咄嗟に何かを隠した。その何かを。そのうえでこう上城に言うのだった。
「特に何も」
「?ないんですか?」
「はい、そうです」
こう返してきたのだった。
「そうなのです」
「一体何かと思ったんですが」
「そうですか。とにかく彼ですが」
声は必要なことは喋らない。そのかわりにだ。
「彼もまた剣士なのです」
「そうですか」
「おわかりになられましたね」
「はい」
顔を暗くさせてだ。上城は答えた。
「そのことは」
「ではいいです」
「ですがそれにしても」
暗い顔のままでだ。また言う上城だった。
「剣士は色々な人がいるのですね」
「剣士の数だけです」
いるとだ。答える声だった。
「存在しています」
「そうなのですね。では」
「あの剣士とはどうされますか」
「止めたいです」
戦いを止めることを決意した、それならだった。
「絶対に。

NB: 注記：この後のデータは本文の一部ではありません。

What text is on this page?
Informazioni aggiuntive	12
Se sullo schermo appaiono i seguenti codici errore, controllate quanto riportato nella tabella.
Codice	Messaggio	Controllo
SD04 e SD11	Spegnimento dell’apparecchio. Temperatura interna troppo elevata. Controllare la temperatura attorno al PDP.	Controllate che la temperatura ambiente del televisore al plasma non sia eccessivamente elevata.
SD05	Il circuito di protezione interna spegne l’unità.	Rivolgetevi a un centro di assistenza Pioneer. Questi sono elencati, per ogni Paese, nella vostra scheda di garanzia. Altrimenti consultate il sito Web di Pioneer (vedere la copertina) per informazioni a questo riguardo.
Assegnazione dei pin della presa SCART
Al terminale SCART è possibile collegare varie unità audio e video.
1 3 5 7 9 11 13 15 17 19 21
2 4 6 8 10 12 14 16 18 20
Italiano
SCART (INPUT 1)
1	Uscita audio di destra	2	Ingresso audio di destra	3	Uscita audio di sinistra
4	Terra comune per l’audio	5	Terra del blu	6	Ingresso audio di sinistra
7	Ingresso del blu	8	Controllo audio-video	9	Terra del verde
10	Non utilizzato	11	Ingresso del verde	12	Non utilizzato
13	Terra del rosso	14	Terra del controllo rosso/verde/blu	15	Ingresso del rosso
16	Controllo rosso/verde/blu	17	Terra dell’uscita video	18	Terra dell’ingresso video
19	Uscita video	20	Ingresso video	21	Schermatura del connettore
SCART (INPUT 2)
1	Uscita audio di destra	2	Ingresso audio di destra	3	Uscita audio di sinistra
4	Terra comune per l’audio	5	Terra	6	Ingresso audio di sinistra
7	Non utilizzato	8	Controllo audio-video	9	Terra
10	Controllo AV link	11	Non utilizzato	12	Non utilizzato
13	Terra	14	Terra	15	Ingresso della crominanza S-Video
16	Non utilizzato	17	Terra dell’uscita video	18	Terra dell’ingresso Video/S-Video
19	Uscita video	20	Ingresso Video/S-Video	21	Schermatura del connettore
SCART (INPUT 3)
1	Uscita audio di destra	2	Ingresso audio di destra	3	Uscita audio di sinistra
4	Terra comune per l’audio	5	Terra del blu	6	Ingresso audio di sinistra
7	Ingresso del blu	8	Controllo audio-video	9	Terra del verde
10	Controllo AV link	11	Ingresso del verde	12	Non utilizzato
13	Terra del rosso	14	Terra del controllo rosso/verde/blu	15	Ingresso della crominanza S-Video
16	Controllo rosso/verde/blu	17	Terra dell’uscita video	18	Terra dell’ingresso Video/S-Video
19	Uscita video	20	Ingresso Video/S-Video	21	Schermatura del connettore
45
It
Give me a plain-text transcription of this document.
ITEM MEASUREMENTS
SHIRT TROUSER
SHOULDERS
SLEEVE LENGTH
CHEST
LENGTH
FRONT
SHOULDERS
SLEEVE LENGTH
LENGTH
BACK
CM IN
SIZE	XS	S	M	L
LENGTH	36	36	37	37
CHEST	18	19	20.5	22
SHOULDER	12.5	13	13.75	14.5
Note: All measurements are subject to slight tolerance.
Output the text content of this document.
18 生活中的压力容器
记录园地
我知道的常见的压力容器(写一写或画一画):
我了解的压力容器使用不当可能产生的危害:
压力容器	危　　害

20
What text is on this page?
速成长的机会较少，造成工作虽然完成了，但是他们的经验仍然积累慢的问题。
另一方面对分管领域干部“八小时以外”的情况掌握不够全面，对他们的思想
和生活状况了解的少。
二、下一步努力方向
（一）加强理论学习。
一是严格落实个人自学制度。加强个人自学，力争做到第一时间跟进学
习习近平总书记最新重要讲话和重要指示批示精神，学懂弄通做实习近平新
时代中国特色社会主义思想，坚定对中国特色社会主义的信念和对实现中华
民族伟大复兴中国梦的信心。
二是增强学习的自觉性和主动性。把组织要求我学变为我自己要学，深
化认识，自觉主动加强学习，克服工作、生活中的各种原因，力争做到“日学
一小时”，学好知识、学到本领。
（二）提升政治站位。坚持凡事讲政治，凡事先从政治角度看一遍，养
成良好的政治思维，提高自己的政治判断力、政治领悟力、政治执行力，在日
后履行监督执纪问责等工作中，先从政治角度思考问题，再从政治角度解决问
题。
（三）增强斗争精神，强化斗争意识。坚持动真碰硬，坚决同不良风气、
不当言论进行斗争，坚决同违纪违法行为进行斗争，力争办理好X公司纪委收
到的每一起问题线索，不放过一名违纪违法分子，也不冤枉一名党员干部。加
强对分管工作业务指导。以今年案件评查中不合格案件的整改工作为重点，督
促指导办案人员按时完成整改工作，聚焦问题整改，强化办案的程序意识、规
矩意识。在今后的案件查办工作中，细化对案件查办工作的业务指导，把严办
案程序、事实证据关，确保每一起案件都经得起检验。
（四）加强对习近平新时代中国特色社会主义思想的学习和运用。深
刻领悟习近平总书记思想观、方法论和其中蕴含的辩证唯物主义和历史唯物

戦ってでも」
「その強さはかなりのものです」
加藤の強さについてもだ。声は言ってきた。
「そのことはおわかりになられていますね」
「ええ、それは」
よくとだ。上城も答える。
「わかっているつもりです」
「それでもですね」
「僕は決めましたから」
戦う為に戦う、そうすると決めたからだというのだ。
「戦います、あの人とも」
「わかりました。ですが」
「ですが?」
「戦いは予定通り進みます」
声は上城の声を否定する様に言ってきた。
「そうなりますので」
「予定通り?」
「そうです。この戦いで遂に」
声の調子が僅かだが上ずっていた。まるでそこに希望がある様に。
そしてその声でだ。こう上城に言ったのである。
「私の望みが適うのですから」
「望み?それは一体」
「貴方には関係ないことです」
声は上城にその望みは言わなかった。
「ですから言いはしません」
「そうですか」
「ではまた会いましょう」
己のことは話さずにだ。そしてだった。
声は上城のところからその気配を消した、そのうえでだった。
一人になった彼もその場を後にした。そうしたのだった。